The Mathare Valley slum near Nairobi, Kenya, in 2009.

Poverty is deprivation based on lack of material resources. The concept is value-based and political. Hence its definition, causes and remedies (and the possibility of remedies) are highly contentious.[1] The word poverty may also be used figuratively to indicate a lack, instead of material goods or money, of any kind of quality, as in a poverty of imagination.

Definitions

Primary and secondary poverty

The use of the terms primary and secondary poverty dates back to Seebohm Rowntree, who conducted the second British survey to calculate the extent of poverty. This was carried out in York and was published in 1899. He defined primary poverty as having insufficient income to “obtain the minimum necessaries for the maintenance of merely physical efficiency”. In secondary poverty, the income “would be sufficient for the maintenance of merely physical efficiency were it not that some portion of it is absorbed by some other expenditure.” Even with these rigorous criteria he found that 9.9% of the population was in primary poverty and a further 17.9% in secondary.[2]

Absolute and comparative poverty

More recent definitions tend to use the terms absolute and comparative poverty.
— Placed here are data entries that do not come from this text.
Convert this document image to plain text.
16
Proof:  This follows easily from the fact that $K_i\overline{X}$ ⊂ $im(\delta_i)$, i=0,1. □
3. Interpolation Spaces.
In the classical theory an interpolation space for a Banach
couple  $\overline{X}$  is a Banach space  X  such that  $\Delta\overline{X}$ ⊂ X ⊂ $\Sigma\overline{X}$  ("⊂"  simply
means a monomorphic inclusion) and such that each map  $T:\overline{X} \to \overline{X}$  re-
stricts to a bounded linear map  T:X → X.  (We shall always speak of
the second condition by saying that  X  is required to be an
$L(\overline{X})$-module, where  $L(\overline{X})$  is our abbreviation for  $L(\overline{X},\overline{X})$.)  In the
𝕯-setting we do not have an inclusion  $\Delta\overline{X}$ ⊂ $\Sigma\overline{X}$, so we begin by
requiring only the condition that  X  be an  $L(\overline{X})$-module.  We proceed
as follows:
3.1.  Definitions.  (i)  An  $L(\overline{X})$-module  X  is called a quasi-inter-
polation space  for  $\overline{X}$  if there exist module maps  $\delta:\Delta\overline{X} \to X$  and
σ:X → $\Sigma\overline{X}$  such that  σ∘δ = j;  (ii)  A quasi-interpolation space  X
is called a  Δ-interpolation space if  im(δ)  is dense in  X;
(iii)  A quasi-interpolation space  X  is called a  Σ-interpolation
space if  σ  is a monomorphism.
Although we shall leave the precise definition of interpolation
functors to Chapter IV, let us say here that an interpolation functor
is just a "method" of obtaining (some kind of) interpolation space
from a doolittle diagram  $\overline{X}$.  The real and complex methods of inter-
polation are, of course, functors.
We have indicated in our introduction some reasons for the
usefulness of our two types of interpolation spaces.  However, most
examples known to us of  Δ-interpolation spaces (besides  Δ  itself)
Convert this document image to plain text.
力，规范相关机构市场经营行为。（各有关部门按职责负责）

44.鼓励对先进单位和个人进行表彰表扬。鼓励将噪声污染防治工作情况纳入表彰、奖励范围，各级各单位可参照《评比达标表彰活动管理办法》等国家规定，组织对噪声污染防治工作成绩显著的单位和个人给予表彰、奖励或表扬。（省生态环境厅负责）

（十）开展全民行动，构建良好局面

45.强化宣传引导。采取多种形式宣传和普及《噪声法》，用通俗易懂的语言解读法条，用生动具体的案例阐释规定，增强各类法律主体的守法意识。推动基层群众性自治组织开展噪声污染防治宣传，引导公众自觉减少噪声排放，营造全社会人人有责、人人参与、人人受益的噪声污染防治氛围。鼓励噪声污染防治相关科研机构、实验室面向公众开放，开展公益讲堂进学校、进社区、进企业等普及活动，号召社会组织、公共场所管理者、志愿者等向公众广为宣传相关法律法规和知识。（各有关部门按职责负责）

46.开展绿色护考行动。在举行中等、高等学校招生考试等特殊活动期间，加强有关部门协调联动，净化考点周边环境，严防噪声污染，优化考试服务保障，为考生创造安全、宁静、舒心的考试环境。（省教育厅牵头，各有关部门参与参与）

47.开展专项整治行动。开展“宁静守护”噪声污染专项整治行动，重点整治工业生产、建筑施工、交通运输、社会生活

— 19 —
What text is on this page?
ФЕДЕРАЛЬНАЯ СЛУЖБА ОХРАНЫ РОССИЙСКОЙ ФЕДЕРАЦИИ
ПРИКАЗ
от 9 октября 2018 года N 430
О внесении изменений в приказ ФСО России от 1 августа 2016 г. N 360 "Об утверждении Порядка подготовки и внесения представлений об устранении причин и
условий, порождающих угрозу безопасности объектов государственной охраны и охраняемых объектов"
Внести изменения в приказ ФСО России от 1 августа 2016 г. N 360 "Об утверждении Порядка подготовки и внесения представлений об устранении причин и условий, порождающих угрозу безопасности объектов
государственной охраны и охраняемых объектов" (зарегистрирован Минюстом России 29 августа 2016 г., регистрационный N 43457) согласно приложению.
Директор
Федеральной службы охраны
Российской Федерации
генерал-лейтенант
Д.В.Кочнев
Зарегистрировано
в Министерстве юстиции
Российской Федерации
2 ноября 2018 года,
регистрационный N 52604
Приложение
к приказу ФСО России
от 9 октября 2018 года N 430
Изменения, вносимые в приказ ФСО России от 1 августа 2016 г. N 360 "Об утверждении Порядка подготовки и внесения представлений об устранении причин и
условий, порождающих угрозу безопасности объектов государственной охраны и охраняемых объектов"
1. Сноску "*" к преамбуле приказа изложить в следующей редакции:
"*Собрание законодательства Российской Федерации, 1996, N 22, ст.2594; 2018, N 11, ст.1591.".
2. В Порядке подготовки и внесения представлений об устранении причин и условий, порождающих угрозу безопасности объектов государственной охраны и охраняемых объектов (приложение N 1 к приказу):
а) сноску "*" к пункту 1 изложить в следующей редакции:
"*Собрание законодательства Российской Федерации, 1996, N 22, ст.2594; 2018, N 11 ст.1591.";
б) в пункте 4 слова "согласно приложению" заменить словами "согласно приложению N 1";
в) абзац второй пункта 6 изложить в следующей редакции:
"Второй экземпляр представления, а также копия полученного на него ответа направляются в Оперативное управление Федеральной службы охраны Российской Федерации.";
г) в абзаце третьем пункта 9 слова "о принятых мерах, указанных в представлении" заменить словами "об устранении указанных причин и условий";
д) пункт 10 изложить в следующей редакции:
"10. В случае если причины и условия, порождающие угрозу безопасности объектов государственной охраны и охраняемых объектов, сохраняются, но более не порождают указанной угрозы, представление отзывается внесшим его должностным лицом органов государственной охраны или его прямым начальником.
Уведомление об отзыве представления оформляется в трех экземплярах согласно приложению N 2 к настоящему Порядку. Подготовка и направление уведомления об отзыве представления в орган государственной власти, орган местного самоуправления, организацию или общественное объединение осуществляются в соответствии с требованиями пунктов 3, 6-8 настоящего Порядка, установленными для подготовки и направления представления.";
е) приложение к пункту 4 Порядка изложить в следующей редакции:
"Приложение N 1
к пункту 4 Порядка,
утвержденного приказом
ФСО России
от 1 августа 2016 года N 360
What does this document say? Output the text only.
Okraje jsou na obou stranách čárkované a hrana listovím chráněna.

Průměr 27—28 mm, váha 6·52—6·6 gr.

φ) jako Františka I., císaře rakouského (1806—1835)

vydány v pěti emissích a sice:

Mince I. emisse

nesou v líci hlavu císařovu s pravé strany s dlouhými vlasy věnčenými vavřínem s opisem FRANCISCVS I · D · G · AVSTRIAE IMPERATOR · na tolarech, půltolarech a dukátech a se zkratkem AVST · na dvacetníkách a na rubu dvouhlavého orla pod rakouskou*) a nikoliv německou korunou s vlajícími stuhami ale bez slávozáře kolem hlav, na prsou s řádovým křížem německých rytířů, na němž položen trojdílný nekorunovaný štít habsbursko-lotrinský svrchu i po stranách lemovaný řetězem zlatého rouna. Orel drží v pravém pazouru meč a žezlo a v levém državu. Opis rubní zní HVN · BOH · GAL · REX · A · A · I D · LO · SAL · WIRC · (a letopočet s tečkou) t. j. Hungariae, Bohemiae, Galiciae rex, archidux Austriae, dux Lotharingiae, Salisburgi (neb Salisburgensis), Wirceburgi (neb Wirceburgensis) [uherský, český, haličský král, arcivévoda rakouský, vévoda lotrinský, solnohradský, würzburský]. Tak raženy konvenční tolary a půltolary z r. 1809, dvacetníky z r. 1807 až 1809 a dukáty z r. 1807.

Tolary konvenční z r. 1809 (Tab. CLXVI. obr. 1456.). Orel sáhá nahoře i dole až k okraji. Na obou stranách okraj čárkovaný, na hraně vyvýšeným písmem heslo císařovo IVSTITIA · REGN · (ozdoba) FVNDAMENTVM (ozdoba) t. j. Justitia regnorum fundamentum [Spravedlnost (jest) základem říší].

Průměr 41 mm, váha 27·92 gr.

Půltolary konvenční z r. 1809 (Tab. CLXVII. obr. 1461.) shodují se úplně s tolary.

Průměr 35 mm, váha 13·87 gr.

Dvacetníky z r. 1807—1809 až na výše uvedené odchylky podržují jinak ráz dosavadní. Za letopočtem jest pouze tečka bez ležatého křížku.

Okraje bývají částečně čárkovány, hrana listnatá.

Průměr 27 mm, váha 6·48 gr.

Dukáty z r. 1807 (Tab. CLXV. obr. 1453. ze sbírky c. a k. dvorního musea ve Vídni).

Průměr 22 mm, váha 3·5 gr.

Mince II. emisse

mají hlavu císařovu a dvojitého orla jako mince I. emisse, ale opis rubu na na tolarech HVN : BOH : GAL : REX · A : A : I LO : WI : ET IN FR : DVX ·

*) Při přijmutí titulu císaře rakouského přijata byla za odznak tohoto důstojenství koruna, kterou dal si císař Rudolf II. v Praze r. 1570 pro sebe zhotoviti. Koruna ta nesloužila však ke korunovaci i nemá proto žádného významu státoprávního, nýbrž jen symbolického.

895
Absolute is in line with Rowntree's primary poverty, but comparative poverty is usually expressed in terms of ability to play a part in the society in which a person lives. Comparative poverty will thus vary from one country to another.[3] The difficulty of definition is illustrated by the fact that a recession can actually reduce "poverty".

Causes of poverty

The causes of poverty most often considered are:

  • Character defects
  • An established “culture of poverty”, with low expectations handed down from one generation to another
  • Unemployment
  • Irregular employment, and/or low pay
  • Position in the life cycle (see below) and household size
  • Disability
  • Structural inequality, both within countries and between countries. (R H Tawney: “What thoughtful rich people call the problem of poverty, thoughtful poor people call with equal justice a problem of riches”)[4]

As noted above, most of these, or the extent to which they can be, or should be changed, are matters of heated controversy.

Footnotes

  1. Alcock, P. Understanding poverty. Macmillan. 1997. ch 1.
  2. Harris, B. The origins of the British welfare state. Palgrave Macmillan. 2004. Also, Oxford Dictionary of National Biography.
  3. Alcock, Pt II
  4. Alcock, Preface to 1st edition and pt III.